How to Choose an Electrician
No matter how big or small the electrical job is, an electrician is always the best person to do it. Even DIY enthusiasts realize the danger of working with electrical wiring without the right knowledge and training.
The question is, how can we find a reputable electrician? Though there are plenty out there, what are the things to be looked into as we make a choice? How do we even start?
Word of mouth remains the best way of finding a good tradesman, including an electrician. Approach your friends and relatives and ask for recommendations.
If you can’t get a recommendation for any reason, you can always go online and read consumer reviews.

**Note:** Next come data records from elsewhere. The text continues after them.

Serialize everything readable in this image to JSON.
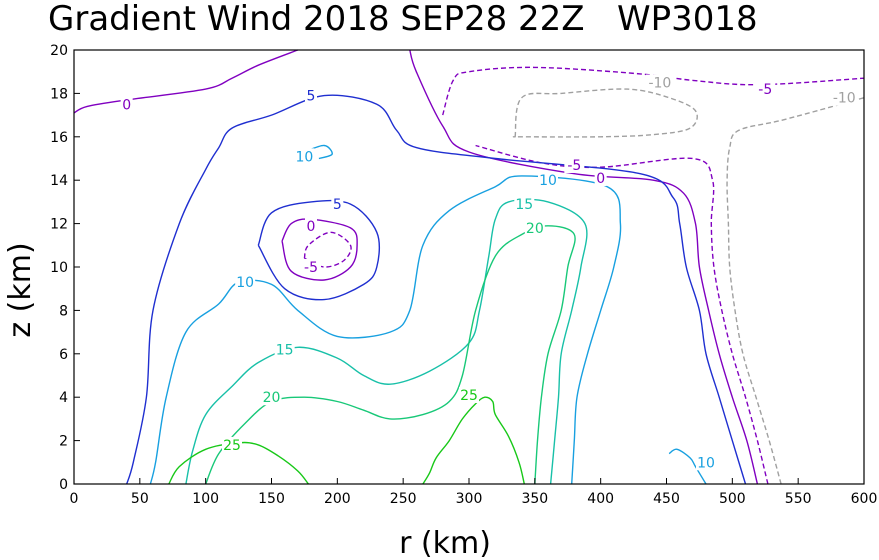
{
  "chart_data": {
    "type": "contour",
    "title": "Gradient Wind 2018 SEP28 22Z   WP3018",
    "xlabel": "r (km)",
    "ylabel": "z (km)",
    "xlim": [
      0,
      600
    ],
    "ylim": [
      0,
      20
    ],
    "x_ticks": [
      0,
      50,
      100,
      150,
      200,
      250,
      300,
      350,
      400,
      450,
      500,
      550,
      600
    ],
    "y_ticks": [
      0,
      2,
      4,
      6,
      8,
      10,
      12,
      14,
      16,
      18,
      20
    ],
    "contour_interval": 5,
    "contours": [
      {
        "level": -10,
        "color": "#a0a0a0",
        "dashed": true,
        "paths": [
          [
            [
              537,
              0
            ],
            [
              528,
              2
            ],
            [
              518,
              4
            ],
            [
              508,
              6
            ],
            [
              502,
              8
            ],
            [
              498,
              10
            ],
            [
              497,
              12
            ],
            [
              496,
              14
            ],
            [
              498,
              15.5
            ],
            [
              505,
              16.3
            ],
            [
              540,
              16.8
            ],
            [
              600,
              17.8
            ]
          ],
          [
            [
              335,
              16
            ],
            [
              340,
              17.8
            ],
            [
              370,
              18.0
            ],
            [
              420,
              18.2
            ],
            [
              452,
              17.8
            ],
            [
              472,
              17.2
            ],
            [
              468,
              16.4
            ],
            [
              440,
              16.1
            ],
            [
              400,
              16.0
            ],
            [
              340,
              16.0
            ],
            [
              335,
              16
            ]
          ]
        ],
        "labels": [
          {
            "text": "-10",
            "x": 445,
            "y": 18.5
          },
          {
            "text": "-10",
            "x": 585,
            "y": 17.8
          }
        ]
      },
      {
        "level": -5,
        "color": "#8000c0",
        "dashed": true,
        "paths": [
          [
            [
              527,
              0
            ],
            [
              519,
              2
            ],
            [
              510,
              4
            ],
            [
              500,
              6
            ],
            [
              492,
              8
            ],
            [
              486,
              10
            ],
            [
              484,
              12
            ],
            [
              485,
              14
            ],
            [
              470,
              15
            ],
            [
              400,
              14.6
            ],
            [
              355,
              14.8
            ],
            [
              305,
              15.6
            ]
          ],
          [
            [
              280,
              17
            ],
            [
              288,
              18.6
            ],
            [
              300,
              19.0
            ],
            [
              350,
              19.2
            ],
            [
              430,
              18.9
            ],
            [
              470,
              18.6
            ],
            [
              520,
              18.4
            ],
            [
              600,
              18.7
            ]
          ],
          [
            [
              175,
              10.4
            ],
            [
              178,
              11.0
            ],
            [
              195,
              11.6
            ],
            [
              210,
              11.0
            ],
            [
              205,
              10.3
            ],
            [
              190,
              10.0
            ],
            [
              175,
              10.4
            ]
          ]
        ],
        "labels": [
          {
            "text": "-5",
            "x": 380,
            "y": 14.7
          },
          {
            "text": "-5",
            "x": 525,
            "y": 18.2
          },
          {
            "text": "-5",
            "x": 180,
            "y": 10.0
          }
        ]
      },
      {
        "level": 0,
        "color": "#8000c0",
        "dashed": false,
        "paths": [
          [
            [
              519,
              0
            ],
            [
              511,
              2
            ],
            [
              500,
              4
            ],
            [
              490,
              6
            ],
            [
              482,
              8
            ],
            [
              475,
              10
            ],
            [
              472,
              12
            ],
            [
              463,
              13.4
            ],
            [
              440,
              14.0
            ],
            [
              380,
              14.3
            ],
            [
              300,
              15.3
            ],
            [
              280,
              16.5
            ],
            [
              260,
              19.0
            ],
            [
              255,
              20
            ]
          ],
          [
            [
              0,
              17.1
            ],
            [
              10,
              17.4
            ],
            [
              40,
              17.7
            ],
            [
              100,
              18.2
            ],
            [
              120,
              18.7
            ],
            [
              140,
              19.3
            ],
            [
              170,
              20
            ]
          ],
          [
            [
              158,
              11.2
            ],
            [
              165,
              12
            ],
            [
              180,
              12.2
            ],
            [
              210,
              11.8
            ],
            [
              215,
              11
            ],
            [
              210,
              10
            ],
            [
              190,
              9.4
            ],
            [
              165,
              9.8
            ],
            [
              158,
              11.2
            ]
          ]
        ],
        "labels": [
          {
            "text": "0",
            "x": 40,
            "y": 17.5
          },
          {
            "text": "0",
            "x": 400,
            "y": 14.1
          },
          {
            "text": "0",
            "x": 180,
            "y": 11.9
          }
        ]
      },
      {
        "level": 5,
        "color": "#1f2fd0",
        "dashed": false,
        "paths": [
          [
            [
              510,
              0
            ],
            [
              500,
              2
            ],
            [
              490,
              4
            ],
            [
              480,
              6
            ],
            [
              475,
              8
            ],
            [
              465,
              10
            ],
            [
              460,
              12
            ],
            [
              455,
              13.2
            ],
            [
              430,
              14.3
            ],
            [
              320,
              15
            ],
            [
              260,
              15.5
            ],
            [
              245,
              16.3
            ],
            [
              230,
              17.5
            ],
            [
              190,
              17.9
            ],
            [
              150,
              17.0
            ],
            [
              120,
              16.4
            ],
            [
              110,
              15.5
            ],
            [
              100,
              14.5
            ],
            [
              80,
              12
            ],
            [
              60,
              8
            ],
            [
              55,
              4
            ],
            [
              45,
              1
            ],
            [
              40,
              0
            ]
          ],
          [
            [
              140,
              11
            ],
            [
              150,
              12.5
            ],
            [
              180,
              13
            ],
            [
              210,
              12.9
            ],
            [
              230,
              11.6
            ],
            [
              230,
              10
            ],
            [
              220,
              9.2
            ],
            [
              190,
              8.5
            ],
            [
              160,
              9
            ],
            [
              140,
              11
            ]
          ]
        ],
        "labels": [
          {
            "text": "5",
            "x": 180,
            "y": 17.9
          },
          {
            "text": "5",
            "x": 200,
            "y": 12.9
          }
        ]
      },
      {
        "level": 10,
        "color": "#18a0e0",
        "dashed": false,
        "paths": [
          [
            [
              378,
              0
            ],
            [
              380,
              2
            ],
            [
              382,
              4
            ],
            [
              390,
              6
            ],
            [
              400,
              8
            ],
            [
              410,
              10
            ],
            [
              415,
              12
            ],
            [
              405,
              13.7
            ],
            [
              340,
              14.2
            ],
            [
              320,
              13.7
            ],
            [
              285,
              12.6
            ],
            [
              265,
              11
            ],
            [
              255,
              8
            ],
            [
              240,
              7
            ],
            [
              200,
              6.8
            ],
            [
              170,
              8
            ],
            [
              150,
              9.2
            ],
            [
              125,
              9.3
            ],
            [
              110,
              8.3
            ],
            [
              85,
              7
            ],
            [
              70,
              4
            ],
            [
              62,
              1
            ],
            [
              58,
              0
            ]
          ],
          [
            [
              480,
              0
            ],
            [
              472,
              0.8
            ],
            [
              468,
              1.2
            ],
            [
              458,
              1.6
            ],
            [
              452,
              1.4
            ]
          ],
          [
            [
              175,
              15.3
            ],
            [
              190,
              15.6
            ],
            [
              196,
              15.2
            ],
            [
              186,
              15.0
            ]
          ]
        ],
        "labels": [
          {
            "text": "10",
            "x": 130,
            "y": 9.3
          },
          {
            "text": "10",
            "x": 360,
            "y": 14.0
          },
          {
            "text": "10",
            "x": 175,
            "y": 15.1
          },
          {
            "text": "10",
            "x": 480,
            "y": 1.0
          }
        ]
      },
      {
        "level": 15,
        "color": "#18c0a8",
        "dashed": false,
        "paths": [
          [
            [
              362,
              0
            ],
            [
              365,
              2
            ],
            [
              368,
              4
            ],
            [
              370,
              6
            ],
            [
              378,
              8
            ],
            [
              385,
              10
            ],
            [
              388,
              12
            ],
            [
              360,
              13
            ],
            [
              330,
              13
            ],
            [
              320,
              12.2
            ],
            [
              315,
              10.5
            ],
            [
              308,
              8
            ],
            [
              300,
              6.5
            ],
            [
              270,
              5.2
            ],
            [
              240,
              4.6
            ],
            [
              220,
              5.0
            ],
            [
              200,
              5.8
            ],
            [
              170,
              6.3
            ],
            [
              140,
              5.6
            ],
            [
              120,
              4.5
            ],
            [
              100,
              3.2
            ],
            [
              90,
              1.5
            ],
            [
              85,
              0
            ]
          ]
        ],
        "labels": [
          {
            "text": "15",
            "x": 160,
            "y": 6.2
          },
          {
            "text": "15",
            "x": 342,
            "y": 12.9
          }
        ]
      },
      {
        "level": 20,
        "color": "#18c878",
        "dashed": false,
        "paths": [
          [
            [
              350,
              0
            ],
            [
              352,
              2
            ],
            [
              355,
              4
            ],
            [
              360,
              6
            ],
            [
              370,
              8
            ],
            [
              375,
              10
            ],
            [
              380,
              11.5
            ],
            [
              360,
              11.9
            ],
            [
              340,
              11.5
            ],
            [
              320,
              10.5
            ],
            [
              305,
              8
            ],
            [
              295,
              5
            ],
            [
              285,
              3.8
            ],
            [
              265,
              3.2
            ],
            [
              240,
              3.0
            ],
            [
              220,
              3.4
            ],
            [
              200,
              3.8
            ],
            [
              175,
              4.0
            ],
            [
              150,
              3.8
            ],
            [
              130,
              2.8
            ],
            [
              110,
              1.4
            ],
            [
              100,
              0
            ]
          ]
        ],
        "labels": [
          {
            "text": "20",
            "x": 150,
            "y": 4.0
          },
          {
            "text": "20",
            "x": 350,
            "y": 11.8
          }
        ]
      },
      {
        "level": 25,
        "color": "#18c818",
        "dashed": false,
        "paths": [
          [
            [
              342,
              0
            ],
            [
              338,
              1
            ],
            [
              330,
              2.2
            ],
            [
              320,
              3.2
            ],
            [
              318,
              3.8
            ],
            [
              312,
              4
            ],
            [
              305,
              3.7
            ],
            [
              295,
              3
            ],
            [
              285,
              2
            ],
            [
              275,
              1.2
            ],
            [
              270,
              0.5
            ],
            [
              265,
              0
            ]
          ],
          [
            [
              72,
              0
            ],
            [
              80,
              0.8
            ],
            [
              100,
              1.6
            ],
            [
              125,
              1.9
            ],
            [
              140,
              1.8
            ],
            [
              155,
              1.3
            ],
            [
              170,
              0.6
            ],
            [
              178,
              0
            ]
          ]
        ],
        "labels": [
          {
            "text": "25",
            "x": 300,
            "y": 4.1
          },
          {
            "text": "25",
            "x": 120,
            "y": 1.8
          }
        ]
      }
    ]
  }
}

Once you have three or four names, give each of them a call and ask them to give you estimates, so you know how much you’ll likely spend. Ask for details. For instance, will they be charging an hourly fee or a flat fee? All materials to be used should be included in the quote, alongside their individual costs.

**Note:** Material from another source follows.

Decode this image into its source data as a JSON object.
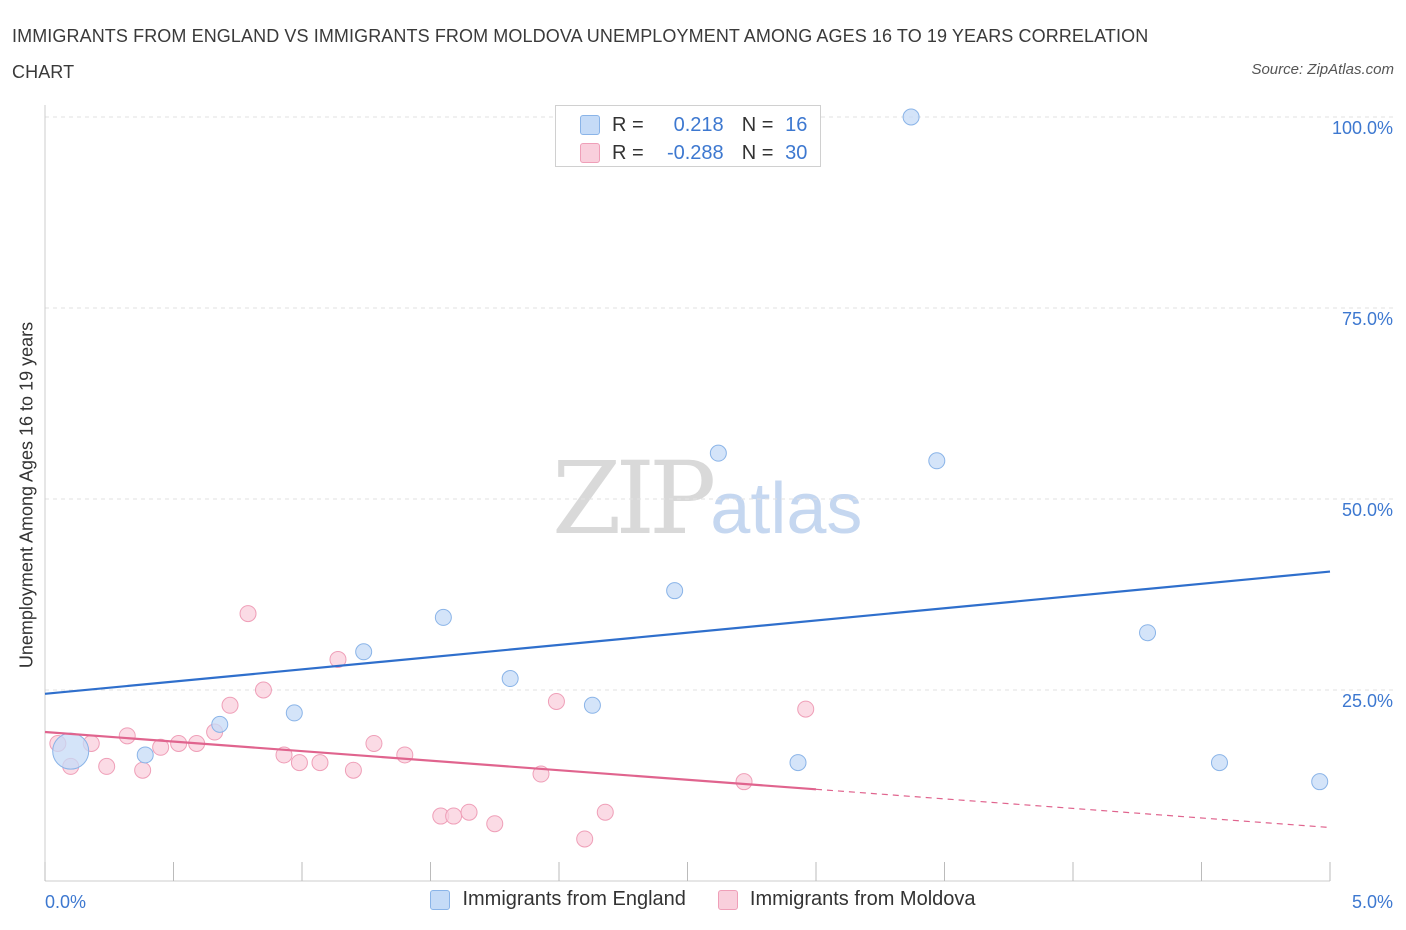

Among the most crucial questions you have to ask your prospective electrician is whether they put a guarantee their work. If they do, make sure the guarantee is on paper. Otherwise, look for another electrician. Trusting an electrician who can’t stand by his own work, is foolish.

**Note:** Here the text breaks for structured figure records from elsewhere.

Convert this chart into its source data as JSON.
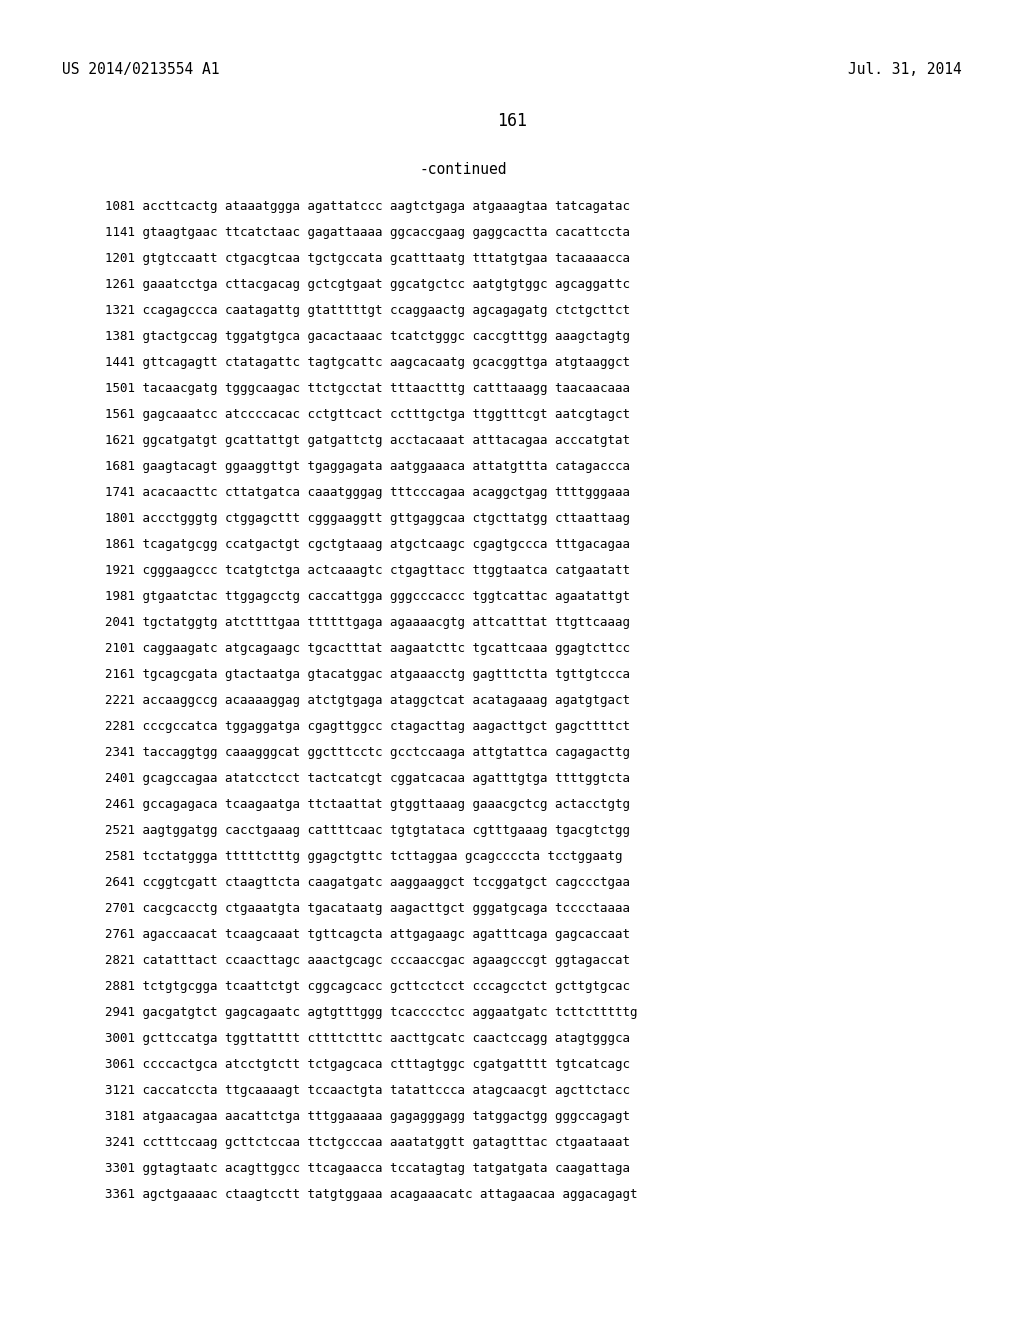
{
  "header_left": "US 2014/0213554 A1",
  "header_right": "Jul. 31, 2014",
  "page_number": "161",
  "continued_label": "-continued",
  "background_color": "#ffffff",
  "text_color": "#000000",
  "font_size_header": 10.5,
  "font_size_page": 12,
  "font_size_continued": 10.5,
  "font_size_sequence": 9.0,
  "sequence_lines": [
    "1081 accttcactg ataaatggga agattatccc aagtctgaga atgaaagtaa tatcagatac",
    "1141 gtaagtgaac ttcatctaac gagattaaaa ggcaccgaag gaggcactta cacattccta",
    "1201 gtgtccaatt ctgacgtcaa tgctgccata gcatttaatg tttatgtgaa tacaaaacca",
    "1261 gaaatcctga cttacgacag gctcgtgaat ggcatgctcc aatgtgtggc agcaggattc",
    "1321 ccagagccca caatagattg gtatttttgt ccaggaactg agcagagatg ctctgcttct",
    "1381 gtactgccag tggatgtgca gacactaaac tcatctgggc caccgtttgg aaagctagtg",
    "1441 gttcagagtt ctatagattc tagtgcattc aagcacaatg gcacggttga atgtaaggct",
    "1501 tacaacgatg tgggcaagac ttctgcctat tttaactttg catttaaagg taacaacaaa",
    "1561 gagcaaatcc atccccacac cctgttcact cctttgctga ttggtttcgt aatcgtagct",
    "1621 ggcatgatgt gcattattgt gatgattctg acctacaaat atttacagaa acccatgtat",
    "1681 gaagtacagt ggaaggttgt tgaggagata aatggaaaca attatgttta catagaccca",
    "1741 acacaacttc cttatgatca caaatgggag tttcccagaa acaggctgag ttttgggaaa",
    "1801 accctgggtg ctggagcttt cgggaaggtt gttgaggcaa ctgcttatgg cttaattaag",
    "1861 tcagatgcgg ccatgactgt cgctgtaaag atgctcaagc cgagtgccca tttgacagaa",
    "1921 cgggaagccc tcatgtctga actcaaagtc ctgagttacc ttggtaatca catgaatatt",
    "1981 gtgaatctac ttggagcctg caccattgga gggcccaccc tggtcattac agaatattgt",
    "2041 tgctatggtg atcttttgaa ttttttgaga agaaaacgtg attcatttat ttgttcaaag",
    "2101 caggaagatc atgcagaagc tgcactttat aagaatcttc tgcattcaaa ggagtcttcc",
    "2161 tgcagcgata gtactaatga gtacatggac atgaaacctg gagtttctta tgttgtccca",
    "2221 accaaggccg acaaaaggag atctgtgaga ataggctcat acatagaaag agatgtgact",
    "2281 cccgccatca tggaggatga cgagttggcc ctagacttag aagacttgct gagcttttct",
    "2341 taccaggtgg caaagggcat ggctttcctc gcctccaaga attgtattca cagagacttg",
    "2401 gcagccagaa atatcctcct tactcatcgt cggatcacaa agatttgtga ttttggtcta",
    "2461 gccagagaca tcaagaatga ttctaattat gtggttaaag gaaacgctcg actacctgtg",
    "2521 aagtggatgg cacctgaaag cattttcaac tgtgtataca cgtttgaaag tgacgtctgg",
    "2581 tcctatggga tttttctttg ggagctgttc tcttaggaa gcagccccta tcctggaatg",
    "2641 ccggtcgatt ctaagttcta caagatgatc aaggaaggct tccggatgct cagccctgaa",
    "2701 cacgcacctg ctgaaatgta tgacataatg aagacttgct gggatgcaga tcccctaaaa",
    "2761 agaccaacat tcaagcaaat tgttcagcta attgagaagc agatttcaga gagcaccaat",
    "2821 catatttact ccaacttagc aaactgcagc cccaaccgac agaagcccgt ggtagaccat",
    "2881 tctgtgcgga tcaattctgt cggcagcacc gcttcctcct cccagcctct gcttgtgcac",
    "2941 gacgatgtct gagcagaatc agtgtttggg tcacccctcc aggaatgatc tcttctttttg",
    "3001 gcttccatga tggttatttt cttttctttc aacttgcatc caactccagg atagtgggca",
    "3061 ccccactgca atcctgtctt tctgagcaca ctttagtggc cgatgatttt tgtcatcagc",
    "3121 caccatccta ttgcaaaagt tccaactgta tatattccca atagcaacgt agcttctacc",
    "3181 atgaacagaa aacattctga tttggaaaaa gagagggagg tatggactgg gggccagagt",
    "3241 cctttccaag gcttctccaa ttctgcccaa aaatatggtt gatagtttac ctgaataaat",
    "3301 ggtagtaatc acagttggcc ttcagaacca tccatagtag tatgatgata caagattaga",
    "3361 agctgaaaac ctaagtcctt tatgtggaaa acagaaacatc attagaacaa aggacagagt"
  ]
}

A big part of what makes an electrician reliable is experience. That’s why it’s preferable to go with someone who has been in the industry for a while. There are many new upcoming talents today, but for maximum safety, hire a veteran.
Choose an electrician whose expertise is focused on the kind of work you need. It may be fine to hire a generalist for a small job, but for the big ones – for example, setting up a communication system – get a specialist.
License and Insurance
Before you seriously consider a particular electrician, determine if he has a license to work in your state. If he says yes, let him show you proof and make sure it’s not expired. In the same manner, ask for proof of insurance, both workers’ compensation and liability. Definitely, both should be current. No license or no insurance is a red flag.
Unless you started off with personal referral, ask for a few client references from every prospect. This will give you a good picture of the future of your business relationship.
Better Business Bureau
Finally, have a taste of your prospective electrician’s background by checking with the Better Business Bureau. Keep your mind open however. There are consumers who just want to make a fuss. If there are complaints, look into the case and see how it was resolved. Then just follow your instincts. If you’re not so confident about one electrician, move on to the next one.